If patients were emerging in this state from any other routine procedure we’d be demanding to know what had gone wrong, and surely many of these traumatising experiences must involve near-misses from which life-saving lessons could be learned. Yet women are expected to accept that staggering out of the labour ward feeling as if you’ve been in a car crash is somehow normal; after all, doesn’t half your National Childbirth Trust group feel the same? There is intense pressure not to complain publicly for all sorts of reasons, ranging from embarrassment about discussing the grisly state of your innards or reluctance to frighten pregnant friends to the fear of seeming ungrateful merely to have survived. If you got to take home a healthy baby, it can feel selfish to complain. The idea that motherhood means sacrifice, or burying your own feelings, runs deep and on some labour wards seems actively encouraged.

One woman whose baby had been whisked off to the neonatal unit for treatment told the Ockenden review she had been scolded for complaining of postpartum pain; midwives apparently told her that “women who have babies next to them have more important things to think about. People like you, who do not, are only concerned with themselves.” Another was called “a princess” for asking for formula feed for the baby. Wanting a caesarean, a perfectly rational response to a previous traumatic delivery or even to fear of what may happen on understaffed and overstretched wards, is still widely mocked as being “too posh to push”, a misogynistic moral judgment that would sound ridiculous applied in any other field of medicine.

Ideological resistance to C-sections was clearly part of the story in Shrewsbury and Telford, where the trust prided itself on a startlingly low caesarean rate while seemingly sweeping the consequences under the carpet. Ockenden concluded this approach was harmful for some and welcomed new NHS England advice not to judge hospitals on their caesarean rates, reversing years of pressure for more “natural” births (which also just happen to be cheap). But the report is clear that isn’t the whole story. Similarly, while it backed recent calls for a £350m annual increase in England’s cash-starved maternity budget now, lack of money doesn’t explain avoidable deaths in Shropshire dating back to the 2000s, relative boom years for NHS funding.

What stands out from her report is something much harder to change: a culture of overconfidence and resistance to scrutiny inside a service one interviewee dubbed the “Republic of Maternity”, alongside a bullying culture among midwives which left staff afraid of ridicule if they asked for help. Mistakes were inevitably made, and grieving families fobbed off or ignored.

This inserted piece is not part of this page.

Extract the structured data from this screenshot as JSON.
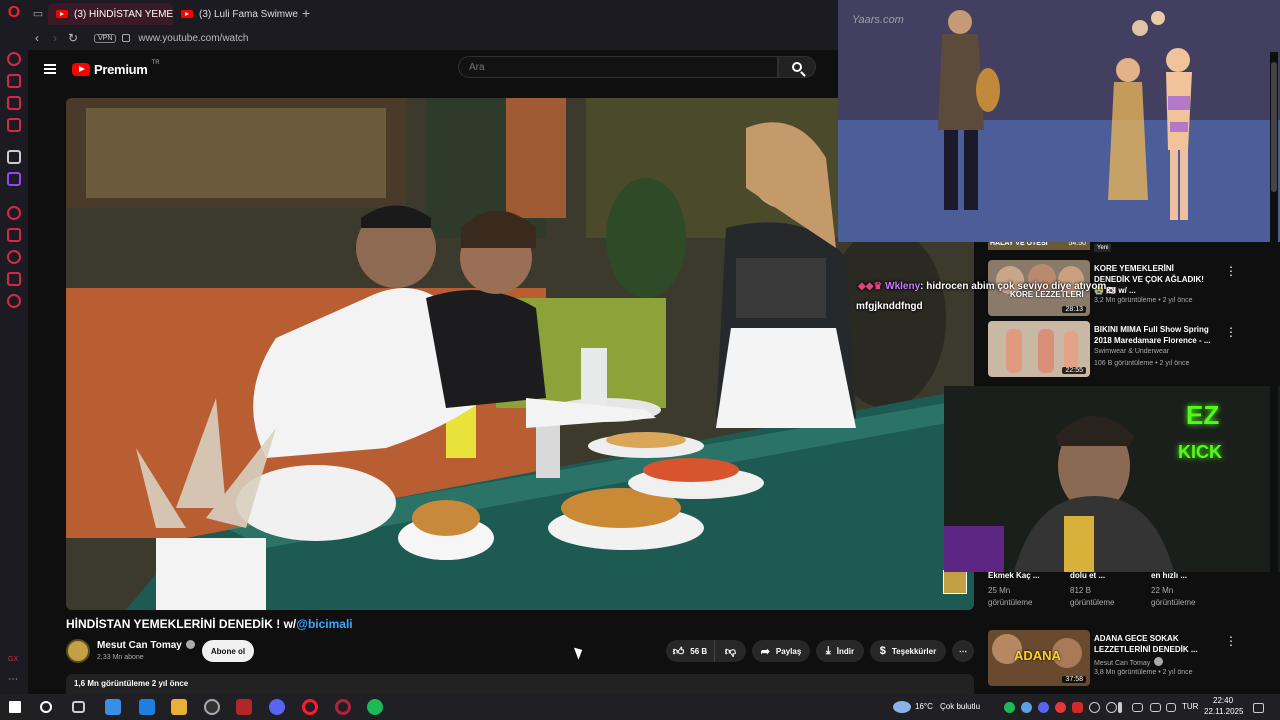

What Ockenden is describing is a familiar mixture of arrogance, fear and denial which won’t end until professionals are properly supported in admitting near misses – the lesson of virtually every patient safety report ever commissioned – and women who have endured horrific labours feel encouraged to talk about them. There is no “right” way to give birth, no perfect model that mothers should beat themselves up for not attaining. But there are some tragically very wrong ones, and many of them start with refusing to listen to women.